VOL. 125 | NO. 142 | Friday, July 23, 2010
IDB Approves $45 Million For Downtown Hilton
By Bill Dries
A luxury hotel planned for the corner of Linden Avenue and Fourth Street got a big boost this week with the approval of $45 million in taxable revenue bonds from the Industrial Development Board.
The hotel, which will be branded a Hilton, is a key part of the Triangle Noir development plan for the area south of FedExForum and into South Memphis.
The hotel, to be developed by RPD Hotels LLC, will be financed with a combination of those taxable revenue bonds, as well as $7 million in Recovery Zone Facility Bonds awarded earlier by the city and private financing the bonds will be used to leverage.
M.R. Beal & Co. of New York is financial adviser and investment banker to the project.
The estimated cost of the Royal Phoenix Hilton is $77 million. But RPD Hotels managing partner Bridget Chisholm told the IDB the estimate is an early figure that could be more like the upper $60 million range once the plans start to take shape.
The 14-story, 300-room building will be a “full-service luxury hotel” and will include a parking garage, according to the group’s IDB application. The land will remain owned by Pentecostal Temple Institutional Church of God In Christ. Royal Phoenix has an option for a 99-year lease agreement.
Chisholm told the IDB her group is still rounding up $15 million in new market tax credits and is exploring tax increment financing (TIF) for the hotel.

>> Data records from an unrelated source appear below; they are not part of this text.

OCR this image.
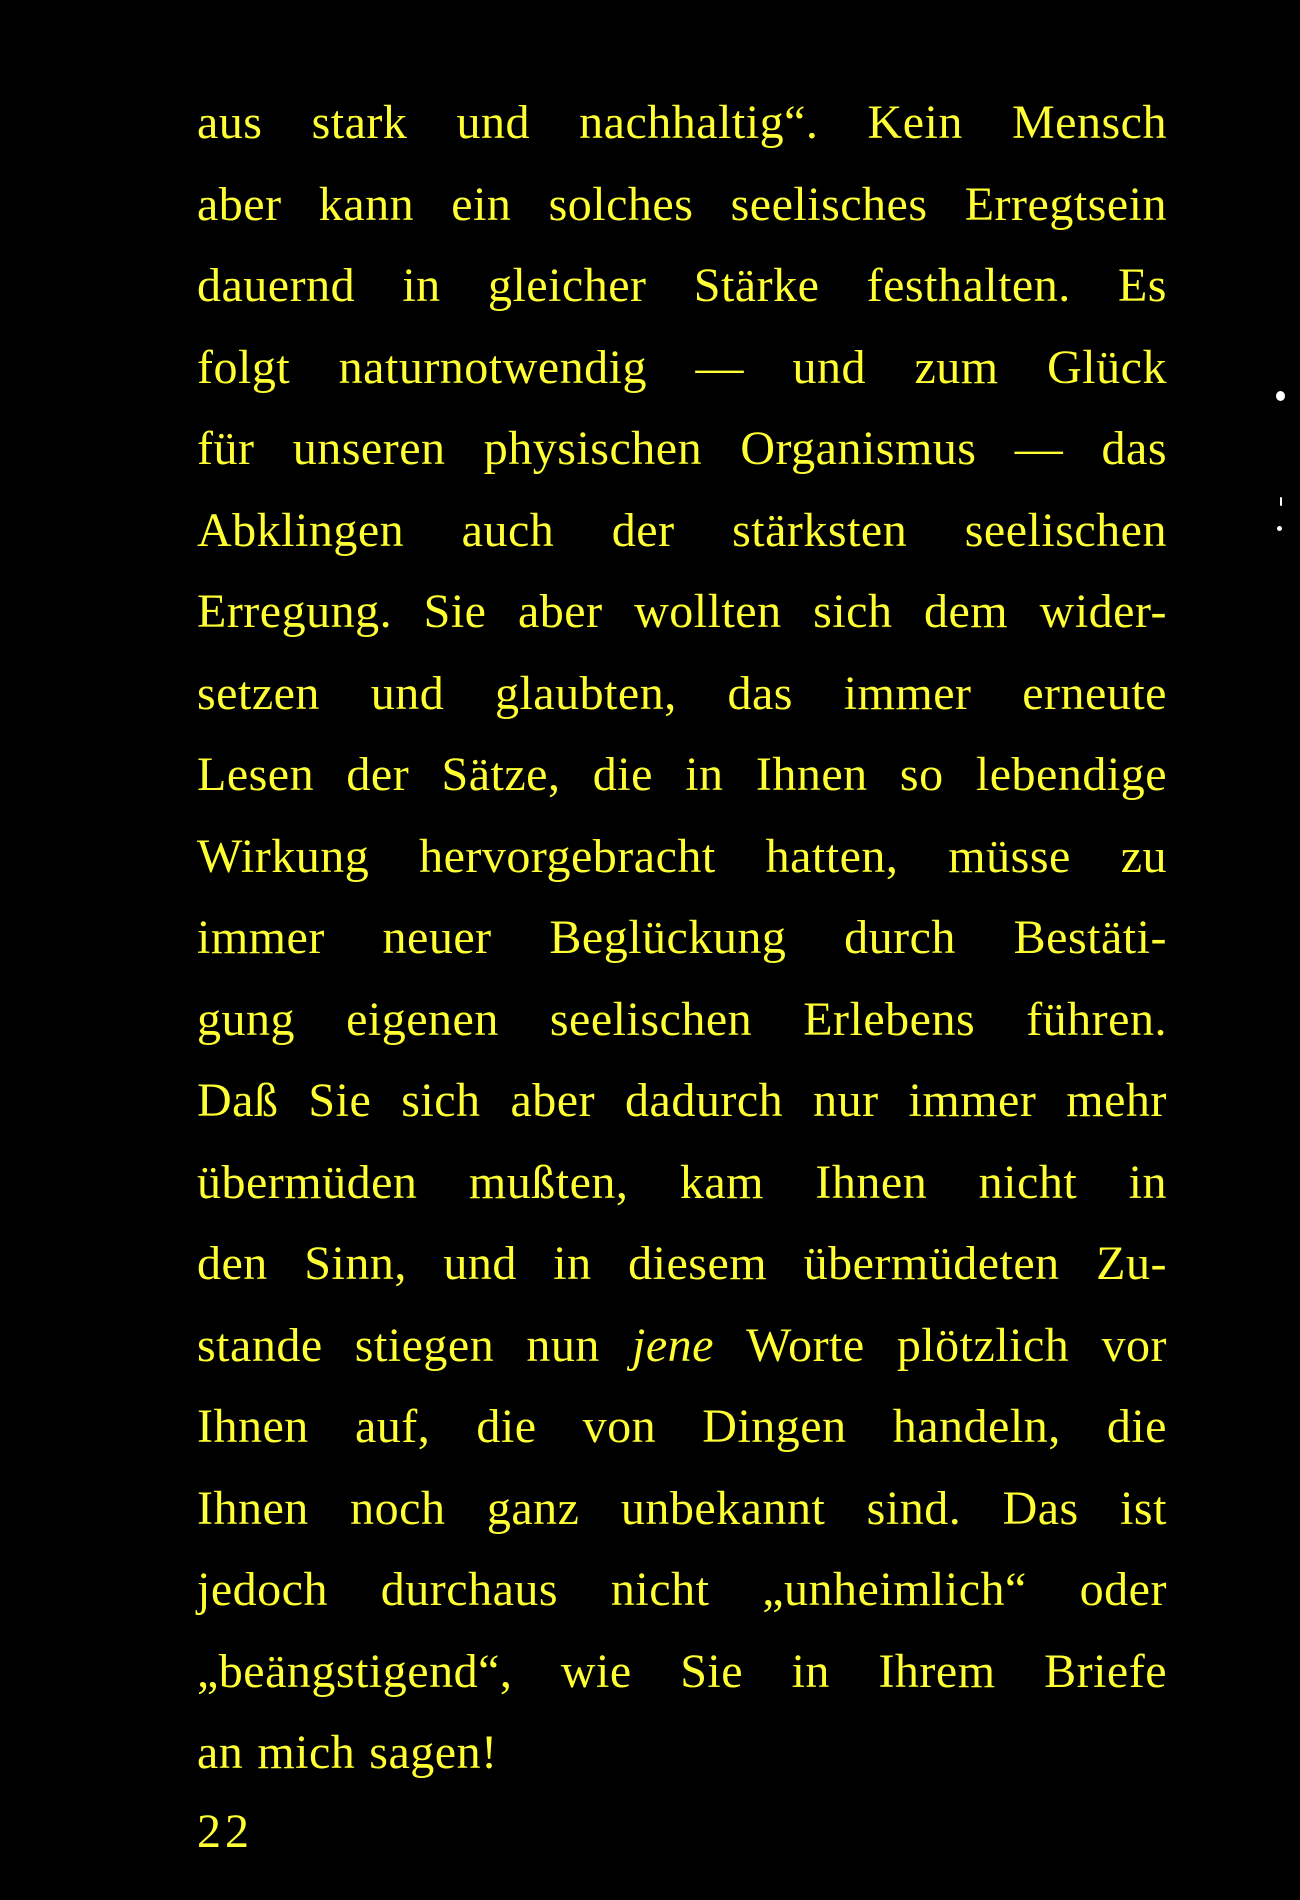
aus stark und nachhaltig“. Kein Mensch
aber kann ein solches seelisches Erregtsein
dauernd in gleicher Stärke festhalten. Es
folgt naturnotwendig — und zum Glück
für unseren physischen Organismus — das
Abklingen auch der stärksten seelischen
Erregung. Sie aber wollten sich dem wider-
setzen und glaubten, das immer erneute
Lesen der Sätze, die in Ihnen so lebendige
Wirkung hervorgebracht hatten, müsse zu
immer neuer Beglückung durch Bestäti-
gung eigenen seelischen Erlebens führen.
Daß Sie sich aber dadurch nur immer mehr
übermüden mußten, kam Ihnen nicht in
den Sinn, und in diesem übermüdeten Zu-
stande stiegen nun jene Worte plötzlich vor
Ihnen auf, die von Dingen handeln, die
Ihnen noch ganz unbekannt sind. Das ist
jedoch durchaus nicht „unheimlich“ oder
„beängstigend“, wie Sie in Ihrem Briefe
an mich sagen!
22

Attorney Charles Carpenter, bond counsel for the owners, said RPD is also interested in any unused recovery zone facility bonds the state may have. If more of that financing is secured, the project probably wouldn’t use all of the bonds approved at Wednesday’s meeting.

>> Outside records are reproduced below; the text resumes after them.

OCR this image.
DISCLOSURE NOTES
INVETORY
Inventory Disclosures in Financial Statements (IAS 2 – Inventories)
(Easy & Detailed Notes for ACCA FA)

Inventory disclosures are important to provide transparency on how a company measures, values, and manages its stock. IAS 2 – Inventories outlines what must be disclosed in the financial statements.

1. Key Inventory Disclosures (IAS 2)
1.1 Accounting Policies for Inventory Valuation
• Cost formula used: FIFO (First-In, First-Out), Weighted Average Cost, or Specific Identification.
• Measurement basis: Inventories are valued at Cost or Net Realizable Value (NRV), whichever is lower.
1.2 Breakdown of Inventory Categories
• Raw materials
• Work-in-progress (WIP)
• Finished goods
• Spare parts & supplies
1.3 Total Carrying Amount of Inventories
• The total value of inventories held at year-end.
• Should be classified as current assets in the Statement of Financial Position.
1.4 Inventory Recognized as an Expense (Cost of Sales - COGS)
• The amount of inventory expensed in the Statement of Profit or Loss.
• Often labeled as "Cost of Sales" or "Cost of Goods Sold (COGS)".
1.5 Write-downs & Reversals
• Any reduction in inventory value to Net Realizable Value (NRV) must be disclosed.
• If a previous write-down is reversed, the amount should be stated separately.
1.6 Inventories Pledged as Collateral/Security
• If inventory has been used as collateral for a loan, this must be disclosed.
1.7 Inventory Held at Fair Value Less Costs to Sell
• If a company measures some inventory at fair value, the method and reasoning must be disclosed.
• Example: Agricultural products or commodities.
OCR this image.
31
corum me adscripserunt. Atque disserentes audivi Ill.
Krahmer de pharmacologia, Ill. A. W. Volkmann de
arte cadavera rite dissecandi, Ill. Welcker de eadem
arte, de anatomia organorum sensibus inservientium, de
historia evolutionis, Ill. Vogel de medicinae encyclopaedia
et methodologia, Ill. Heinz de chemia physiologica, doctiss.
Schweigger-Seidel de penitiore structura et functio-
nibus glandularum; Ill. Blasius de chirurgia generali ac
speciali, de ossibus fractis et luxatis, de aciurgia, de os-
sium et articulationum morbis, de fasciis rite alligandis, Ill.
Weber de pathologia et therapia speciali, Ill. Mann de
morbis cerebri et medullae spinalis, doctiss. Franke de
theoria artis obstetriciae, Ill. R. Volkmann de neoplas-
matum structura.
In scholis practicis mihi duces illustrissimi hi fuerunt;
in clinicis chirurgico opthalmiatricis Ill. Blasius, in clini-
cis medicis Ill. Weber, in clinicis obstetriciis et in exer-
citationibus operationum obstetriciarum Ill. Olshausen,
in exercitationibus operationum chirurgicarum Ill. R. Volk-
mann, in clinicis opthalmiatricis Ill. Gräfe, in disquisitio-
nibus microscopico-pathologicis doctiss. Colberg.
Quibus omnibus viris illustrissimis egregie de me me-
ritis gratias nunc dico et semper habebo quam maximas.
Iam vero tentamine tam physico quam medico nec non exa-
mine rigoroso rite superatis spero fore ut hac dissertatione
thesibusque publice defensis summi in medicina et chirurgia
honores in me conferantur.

The hotel would open in May 2012, according to RPD’s application, with closing on the bond issue set for October and the permits process for construction starting in November.
Triangle Noir is an ambitious 10-year, $1 billion redevelopment plant that includes the demolition of the Cleaborn Homes public housing development and its replacement with mixed-use, mixed-income housing.
The city was awarded $22 million in federal HOPE VI money in June for Cleaborn Homes. The same type of federal funding has been used to demolish every other major public housing project in the city except Cleaborn and the neighboring Foote Homes development.
The Wharton administration hopes to secure HOPE VI money to demolish Foote Homes after the Cleaborn Homes work is completed.
In other action, the IDB approved an amendment to a 2005 payment-in-lieu-of-taxes (PILOT) program for KTG USA, a paper and cardboard company that hasn’t yet met a goal of creating 100 new jobs.
The company is spending $6 million to add new converting lines to its operation that should employ more people. The Greater Memphis Chamber also is working with KTG to land a larger plant for the Memphis area that its parent corporation is considering building.